President Obama at the National Prayer Breakfast
Many have remarked on it: President Obama’s strong statements at this year’s National Breakfast in support of religious freedom around the world seemed at odds with some of the actions of his administration. Skeptics noted how cavalier the President has been about securing an influential person to fill the post of ambassador-at-large for international religious freedom, how a unanimous Supreme Court rejected the administration’s denial that religious institutions have a constitutional right to select their own ministerial leaders (the Hosanna-Tabor decision), the administration’s dogged persistent in requiring free coverage of contraceptives . . .

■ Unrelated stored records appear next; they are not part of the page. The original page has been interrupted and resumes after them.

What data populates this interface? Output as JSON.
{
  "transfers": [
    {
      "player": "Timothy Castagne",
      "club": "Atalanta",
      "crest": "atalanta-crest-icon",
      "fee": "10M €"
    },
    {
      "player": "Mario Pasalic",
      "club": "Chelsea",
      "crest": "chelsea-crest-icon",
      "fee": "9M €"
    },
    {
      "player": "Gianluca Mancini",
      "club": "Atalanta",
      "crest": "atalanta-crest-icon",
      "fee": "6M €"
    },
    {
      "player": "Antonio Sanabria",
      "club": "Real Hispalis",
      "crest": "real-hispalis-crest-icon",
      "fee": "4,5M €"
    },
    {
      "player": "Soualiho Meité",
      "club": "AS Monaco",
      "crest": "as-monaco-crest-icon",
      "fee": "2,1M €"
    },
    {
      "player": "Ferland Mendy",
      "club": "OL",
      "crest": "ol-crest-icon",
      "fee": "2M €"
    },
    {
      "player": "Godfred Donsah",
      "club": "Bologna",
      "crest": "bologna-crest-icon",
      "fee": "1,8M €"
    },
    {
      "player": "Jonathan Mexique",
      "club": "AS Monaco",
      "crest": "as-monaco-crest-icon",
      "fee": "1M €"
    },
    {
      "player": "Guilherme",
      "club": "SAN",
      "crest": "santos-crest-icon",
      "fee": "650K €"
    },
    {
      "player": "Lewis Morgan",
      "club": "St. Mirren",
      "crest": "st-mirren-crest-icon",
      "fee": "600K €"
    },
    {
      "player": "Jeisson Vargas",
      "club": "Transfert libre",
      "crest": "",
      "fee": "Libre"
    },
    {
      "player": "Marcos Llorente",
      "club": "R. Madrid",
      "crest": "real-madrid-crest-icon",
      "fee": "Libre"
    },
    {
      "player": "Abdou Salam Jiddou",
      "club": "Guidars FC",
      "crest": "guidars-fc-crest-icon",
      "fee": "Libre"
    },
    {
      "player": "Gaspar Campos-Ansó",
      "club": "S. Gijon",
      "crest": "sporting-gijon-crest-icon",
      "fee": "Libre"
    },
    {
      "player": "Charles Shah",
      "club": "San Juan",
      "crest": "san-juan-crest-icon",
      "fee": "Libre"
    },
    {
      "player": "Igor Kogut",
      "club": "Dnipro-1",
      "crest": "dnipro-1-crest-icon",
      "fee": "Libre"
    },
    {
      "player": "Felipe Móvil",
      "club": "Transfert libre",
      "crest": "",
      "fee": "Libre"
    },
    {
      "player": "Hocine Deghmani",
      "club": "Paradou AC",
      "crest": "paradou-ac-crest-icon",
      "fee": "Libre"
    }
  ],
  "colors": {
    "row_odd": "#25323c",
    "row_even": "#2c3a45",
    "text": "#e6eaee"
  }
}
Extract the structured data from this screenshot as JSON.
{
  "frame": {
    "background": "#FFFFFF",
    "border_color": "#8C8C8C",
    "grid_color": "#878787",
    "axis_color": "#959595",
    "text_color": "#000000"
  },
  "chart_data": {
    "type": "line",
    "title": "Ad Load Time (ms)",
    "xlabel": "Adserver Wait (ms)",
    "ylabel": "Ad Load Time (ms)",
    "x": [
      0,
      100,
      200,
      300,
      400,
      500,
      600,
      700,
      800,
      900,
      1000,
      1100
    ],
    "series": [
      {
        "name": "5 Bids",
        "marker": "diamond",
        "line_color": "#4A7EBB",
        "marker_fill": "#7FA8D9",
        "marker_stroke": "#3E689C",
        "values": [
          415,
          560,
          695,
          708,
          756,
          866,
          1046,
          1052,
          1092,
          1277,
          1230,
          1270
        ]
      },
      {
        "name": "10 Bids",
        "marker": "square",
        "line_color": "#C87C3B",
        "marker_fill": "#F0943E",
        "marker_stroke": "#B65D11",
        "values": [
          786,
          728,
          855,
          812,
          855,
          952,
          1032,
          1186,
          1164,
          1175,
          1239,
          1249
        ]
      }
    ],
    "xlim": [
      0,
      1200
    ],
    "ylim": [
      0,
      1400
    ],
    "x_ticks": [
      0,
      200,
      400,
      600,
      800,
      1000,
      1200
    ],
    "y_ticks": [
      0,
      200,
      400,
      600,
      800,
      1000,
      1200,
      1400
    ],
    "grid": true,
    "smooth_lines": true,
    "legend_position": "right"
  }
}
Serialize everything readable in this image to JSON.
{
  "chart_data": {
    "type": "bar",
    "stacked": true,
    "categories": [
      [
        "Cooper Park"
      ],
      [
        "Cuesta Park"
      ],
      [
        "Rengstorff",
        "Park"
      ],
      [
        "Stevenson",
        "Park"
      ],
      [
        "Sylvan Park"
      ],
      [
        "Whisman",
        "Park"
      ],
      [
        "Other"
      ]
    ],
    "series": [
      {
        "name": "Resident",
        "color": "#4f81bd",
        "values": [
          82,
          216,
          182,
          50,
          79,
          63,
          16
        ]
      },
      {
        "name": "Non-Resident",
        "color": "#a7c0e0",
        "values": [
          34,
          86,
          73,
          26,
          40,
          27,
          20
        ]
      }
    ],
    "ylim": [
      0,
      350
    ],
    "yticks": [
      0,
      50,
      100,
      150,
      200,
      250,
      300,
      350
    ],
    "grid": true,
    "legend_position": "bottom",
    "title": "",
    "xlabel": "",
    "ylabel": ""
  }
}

There was also this interesting passage in the speech: the mention of governmental opposition to people because of “who they love” in a paragraph about global threats to freedom of religion. Is same-sex love an instance of religious freedom? Isn’t it, instead, all too often the reason to suppress religious freedom?
And about that conflagration concerning the contraceptives mandate. Here’s the pointed comment of Michel Sean Winters of Distinctly Catholic blog, no die-hard critic of the President. He wrote, The President’s fine words about religious freedom and respect for the dignity of everyone would have made sense . . .
” . . . if he had added, ‘Therefore, I am instructing the Secretary of Health and Human Services to stop obstructing the awarding of contracts to combat human trafficking to the USCCB which does such great work in that field. I am also instructing Secretary Sebelius to devise a better means of delivering the free contraceptive care to women who want, finding a way that does not infringe on the religious liberty of those religious institutions that object to contraception and, further, I am instructing the Attorney General to let the University of Notre Dame alone. And, I would also like to take this opportunity to apologize on behalf of the Department of Justice for that ridiculous brief in Hosanna-Tabor.’
“But, the President did not say any of that, which makes what he did say about religious freedom seem at least a little bit rich.”